Why isn't he heading back up yet? Looking closer Clark decided that Haze was engrossed in examining the edges of the coral reef around which the sandbanks had formed.
He is so nosy… Lucky for him he doesn't need to breathe. At the edges of his vision, Clark noticed a long slim predatory shape. It didn’t take him long to realise the direction in which the shark was heading.
It's going towards Haze! A shiver ran through Clark.
Down in the blue water, Haze remained oblivious, his body language relaxed.
"No!" Clark snatched a breath and dived in, powering his way under the water toward Haze.
’Haze!' Clark shouted the word in his mind, not even sure how well Haze would be able to read him, distance and emotion both clouded the connection and they were dealing with both here. 'HAZE!' He mentally yelled again.
Haze turned, evidently aware now of Clark's summons, but still ignorant of the light grey shape flitting in across the nearby coral. He pulled himself away from his meticulous inspection of the coral structures, 'Look!' He signed. 'Sharp Stone Flower. Unexpected.'
Haze was hurt? The angel might not breathe like a human but he did bleed like one! Clark was aghast, seeing the shark arrowing in ever closer.
'Cut. Small.' Haze responded. 'Wrong, what?' His fingers smoothly flickered the words that their bond could not carry at that distance.
'Behind you!' Clark gestured frantically. He would have yelled at the top of his lungs if only they had not both been underwater.
'What?' The other's head turned, finally seeing the approaching shape, he glanced back to Clark. 'Fish?'
'Go!

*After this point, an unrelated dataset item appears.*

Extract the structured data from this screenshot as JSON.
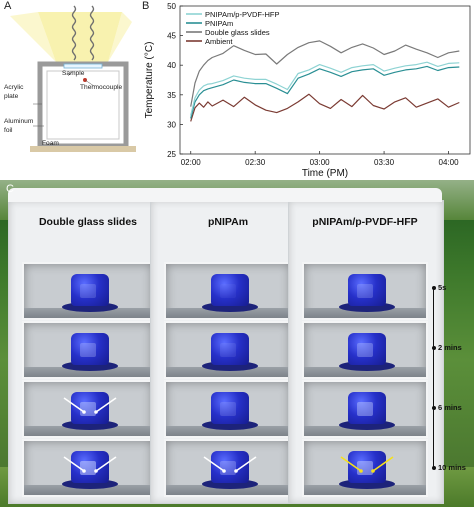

Up. Fast!' Clark signed desperately, swimming as fast as he could toward Haze while his hands moved in other directions.
'Why?' Haze replied, evidently unaware that all was not as it should be.
To Clark's horror there was a gleam of white, a flash of sudden pain, and, as the background sense of Haze vanished, a fresh ruby cloud puffed out through the circulating waters.